U.S. Attorney’s Offices (“USAOs”) across the country are issuing warning letters to physicians and other prescribers (collectively, “Prescribers”) cautioning them about their opioid prescribing practices (the “Warning Letters”). In just the last week, the USAO for the Eastern District of Wisconsin sent warning letters to over 180 prescribers identified by Drug Enforcement Administration (“DEA”) data as prescribing opioids at relatively high levels. The Food and Drug Administration and the Federal Trade Commission have also been issuing their own warning letters to opioid marketers and distributors over the past several months, evidencing a concerted effort to combat the opioid epidemic on a number of fronts through various federal enforcement and regulatory efforts.

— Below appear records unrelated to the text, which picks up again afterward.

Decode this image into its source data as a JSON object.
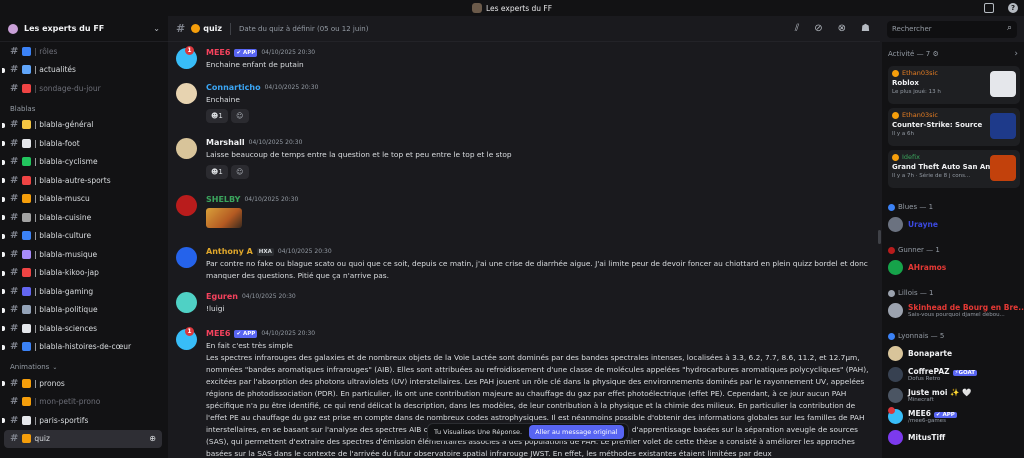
{
  "window": {
    "title": "Les experts du FF"
  },
  "server": {
    "name": "Les experts du FF"
  },
  "sidebar": {
    "top_channels": [
      {
        "label": "rôles",
        "muted": true,
        "emoji_color": "#3b82f6"
      },
      {
        "label": "actualités",
        "muted": false,
        "emoji_color": "#60a5fa"
      },
      {
        "label": "sondage-du-jour",
        "muted": true,
        "emoji_color": "#ef4444",
        "emoji": "❓"
      }
    ],
    "category_blablas": "Blablas",
    "blablas": [
      {
        "label": "blabla-général",
        "emoji_color": "#f4c542"
      },
      {
        "label": "blabla-foot",
        "emoji_color": "#e5e7eb"
      },
      {
        "label": "blabla-cyclisme",
        "emoji_color": "#22c55e"
      },
      {
        "label": "blabla-autre-sports",
        "emoji_color": "#ef4444"
      },
      {
        "label": "blabla-muscu",
        "emoji_color": "#f59e0b"
      },
      {
        "label": "blabla-cuisine",
        "emoji_color": "#a3a3a3"
      },
      {
        "label": "blabla-culture",
        "emoji_color": "#3b82f6"
      },
      {
        "label": "blabla-musique",
        "emoji_color": "#a78bfa"
      },
      {
        "label": "blabla-kikoo-jap",
        "emoji_color": "#ef4444"
      },
      {
        "label": "blabla-gaming",
        "emoji_color": "#6366f1"
      },
      {
        "label": "blabla-politique",
        "emoji_color": "#94a3b8"
      },
      {
        "label": "blabla-sciences",
        "emoji_color": "#e5e7eb"
      },
      {
        "label": "blabla-histoires-de-cœur",
        "emoji_color": "#3b82f6"
      }
    ],
    "category_animations": "Animations",
    "animations": [
      {
        "label": "pronos",
        "muted": false,
        "emoji_color": "#f59e0b"
      },
      {
        "label": "mon-petit-prono",
        "muted": true,
        "emoji_color": "#f59e0b"
      },
      {
        "label": "paris-sportifs",
        "muted": false,
        "emoji_color": "#e5e7eb"
      },
      {
        "label": "quiz",
        "muted": false,
        "active": true,
        "emoji_color": "#f59e0b"
      }
    ]
  },
  "channel": {
    "name": "quiz",
    "topic": "Date du quiz à définir (05 ou 12 juin)"
  },
  "search": {
    "placeholder": "Rechercher"
  },
  "messages": [
    {
      "author": "MEE6",
      "color": "#f5425d",
      "tag": "✔ APP",
      "ts": "04/10/2025 20:30",
      "text": "Enchaine enfant de putain",
      "avatar": "#38bdf8"
    },
    {
      "author": "Connarticho",
      "color": "#3ba6f5",
      "ts": "04/10/2025 20:30",
      "text": "Enchaine",
      "avatar": "#e7d3b0",
      "react_count": "1"
    },
    {
      "author": "Marshall",
      "color": "#f2f3f5",
      "ts": "04/10/2025 20:30",
      "text": "Laisse beaucoup de temps entre la question et le top et peu entre le top et le stop",
      "avatar": "#d8c49a",
      "react_count": "1"
    },
    {
      "author": "SHELBY",
      "color": "#3ba55d",
      "ts": "04/10/2025 20:30",
      "text": "",
      "avatar": "#b91c1c"
    },
    {
      "author": "Anthony A",
      "color": "#e0a72b",
      "tag": "HXA",
      "ts": "04/10/2025 20:30",
      "text": "Par contre no fake ou blague scato ou quoi que ce soit, depuis ce matin, j'ai une crise de diarrhée aigue. J'ai limite peur de devoir foncer au chiottard en plein quizz bordel et donc manquer des questions.    Pitié que ça n'arrive pas.",
      "avatar": "#2563eb"
    },
    {
      "author": "Eguren",
      "color": "#f5425d",
      "ts": "04/10/2025 20:30",
      "text": "!luigi",
      "avatar": "#4fd1c5"
    },
    {
      "author": "MEE6",
      "color": "#f5425d",
      "tag": "✔ APP",
      "ts": "04/10/2025 20:30",
      "text": "En fait c'est très simple\nLes spectres infrarouges des galaxies et de nombreux objets de la Voie Lactée sont dominés par des bandes spectrales intenses, localisées à 3.3, 6.2, 7.7, 8.6, 11.2, et 12.7μm, nommées \"bandes aromatiques infrarouges\" (AIB). Elles sont attribuées au refroidissement d'une classe de molécules appelées \"hydrocarbures aromatiques polycycliques\" (PAH), excitées par l'absorption des photons ultraviolets (UV) interstellaires. Les PAH jouent un rôle clé dans la physique des environnements dominés par le rayonnement UV, appelées régions de photodissociation (PDR). En particulier, ils ont une contribution majeure au chauffage du gaz par effet photoélectrique (effet PE). Cependant, à ce jour aucun PAH spécifique n'a pu être identifié, ce qui rend délicat la description, dans les modèles, de leur contribution à la physique et la chimie des milieux. En particulier la contribution de l'effet PE au chauffage du gaz est prise en compte dans de nombreux codes astrophysiques. Il est néanmoins possible d'obtenir des informations globales sur les familles de PAH interstellaires, en se basant sur l'analyse des spectres AIB observés. Dans ce but, nous avons utilisé les méthodes d'apprentissage basées sur la séparation aveugle de sources (SAS), qui permettent d'extraire des spectres d'émission élémentaires associés à des populations de PAH. Le premier volet de cette thèse a consisté à améliorer les approches basées sur la SAS dans le contexte de l'arrivée du futur observatoire spatial infrarouge JWST. En effet, les méthodes existantes étaient limitées par deux",
      "avatar": "#38bdf8"
    }
  ],
  "toast": {
    "text": "Tu Visualises Une Réponse.",
    "button": "Aller au message original"
  },
  "members": {
    "activity_label": "Activité — 7 ⚙",
    "activities": [
      {
        "user": "Ethan03sic",
        "game": "Roblox",
        "sub": "Le plus joué: 13 h",
        "thumb": "#e5e7eb"
      },
      {
        "user": "Ethan03sic",
        "game": "Counter-Strike: Source",
        "sub": "Il y a 6h",
        "thumb": "#1e3a8a"
      },
      {
        "user": "Idefix",
        "game": "Grand Theft Auto San And...",
        "sub": "Il y a 7h · Série de 8 j cons...",
        "thumb": "#c2410c",
        "user_color": "#3ba55d"
      }
    ],
    "groups": [
      {
        "label": "Blues — 1",
        "icon_color": "#3b82f6",
        "members": [
          {
            "name": "Urayne",
            "color": "#3b49e0",
            "status": "",
            "av": "#6b7280"
          }
        ]
      },
      {
        "label": "Gunner — 1",
        "icon_color": "#b91c1c",
        "members": [
          {
            "name": "AHramos",
            "color": "#e53935",
            "status": "",
            "av": "#16a34a"
          }
        ]
      },
      {
        "label": "Lillois — 1",
        "icon_color": "#9ca3af",
        "members": [
          {
            "name": "Skinhead de Bourg en Bre...",
            "color": "#e53935",
            "status": "Sais-vous pourquoi djamel débou...",
            "av": "#9ca3af"
          }
        ]
      },
      {
        "label": "Lyonnais — 5",
        "icon_color": "#3b82f6",
        "members": [
          {
            "name": "Bonaparte",
            "color": "#f2f3f5",
            "status": "",
            "av": "#d8c49a"
          },
          {
            "name": "CoffrePAZ",
            "color": "#f2f3f5",
            "tag": "⚡GOAT",
            "status": "Dofus Retro",
            "av": "#374151"
          },
          {
            "name": "Juste moi ✨ 🤍",
            "color": "#f2f3f5",
            "status": "Minecraft",
            "av": "#4b5563"
          },
          {
            "name": "MEE6",
            "color": "#f2f3f5",
            "tag": "✔ APP",
            "status": "/mee6-games",
            "av": "#38bdf8",
            "badge": true
          },
          {
            "name": "MitusTiff",
            "color": "#f2f3f5",
            "status": "",
            "av": "#7c3aed"
          }
        ]
      }
    ]
  },
  "colors": {
    "accent": "#5865f2",
    "mention": "#da373c"
  }
}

The Warning Letters appear to be based entirely on review and analysis of DEA’s data with no other investigation into the patients who received opioid prescriptions or their medical conditions. Importantly, each of these USAOs has recognized explicitly that the prescribers have not necessarily broken any laws and that the prescriptions may all be medically appropriate. Nevertheless, any warning from an office wielding criminal enforcement authority should never be taken lightly, particularly when related to an issue – opioid overprescribing – that remains a top Department of Justice and U.S. government enforcement priority. While the Warning Letters themselves are issued without meaningful investigation, they may often signal that additional investigatory or enforcement action is forthcoming. In some cases, for instance, prescribers may be visited unannounced and in-person by DEA diversion investigators, special agents, or other law enforcement officers.
Prescribers who have already received a Warning Letter should contact legal counsel to assist in taking measures to assess their degree of risk and preparing for potential further government inquiry. Contacting legal counsel early and preserving privilege could be key to prevent an informal inquiry from becoming a protracted criminal investigation. Experienced counsel can help focus the government’s inquiry, provide the information in a manner that is responsive to the government’s request while also providing relevant context, and limit disruption to the provider’s practice. In collaboration with their counsel, contacted Prescribers should consider:
- An audit of medical records related to patients who have received opioid prescriptions to confirm their propriety in light of medical documentation;
- Correction and supplementation of any deficient records, consistent with government requirements for medical documentation to support such prescriptions; and
- Implementing any required process improvements to mitigate future risk.
Prescribers who prescribe opioids as part of their practices but who have not received a Warning Letter should consider taking prophylactic measures in response to this increased government scrutiny, as should their employers and partners. For instance, Prescribers – and those who employ or contract with prescribers – should consider:
- Reviewing prescribing patterns against local and national benchmarks;
- Reviewing a sample of documentation related to opioid prescription decisions to ensure that it sufficiently supports medical necessity and provides additional training on documentation practices as needed;
- Reviewing and implementing the most current standards of care related to opioid prescribing and patient monitoring, including recommendations issued by the Centers for Disease Control and Prevention’s Guideline for Prescribing Opioids for Chronic Pain; and
- In larger practices, implementing or updating, as necessary, policies and procedures related to opioid prescribing.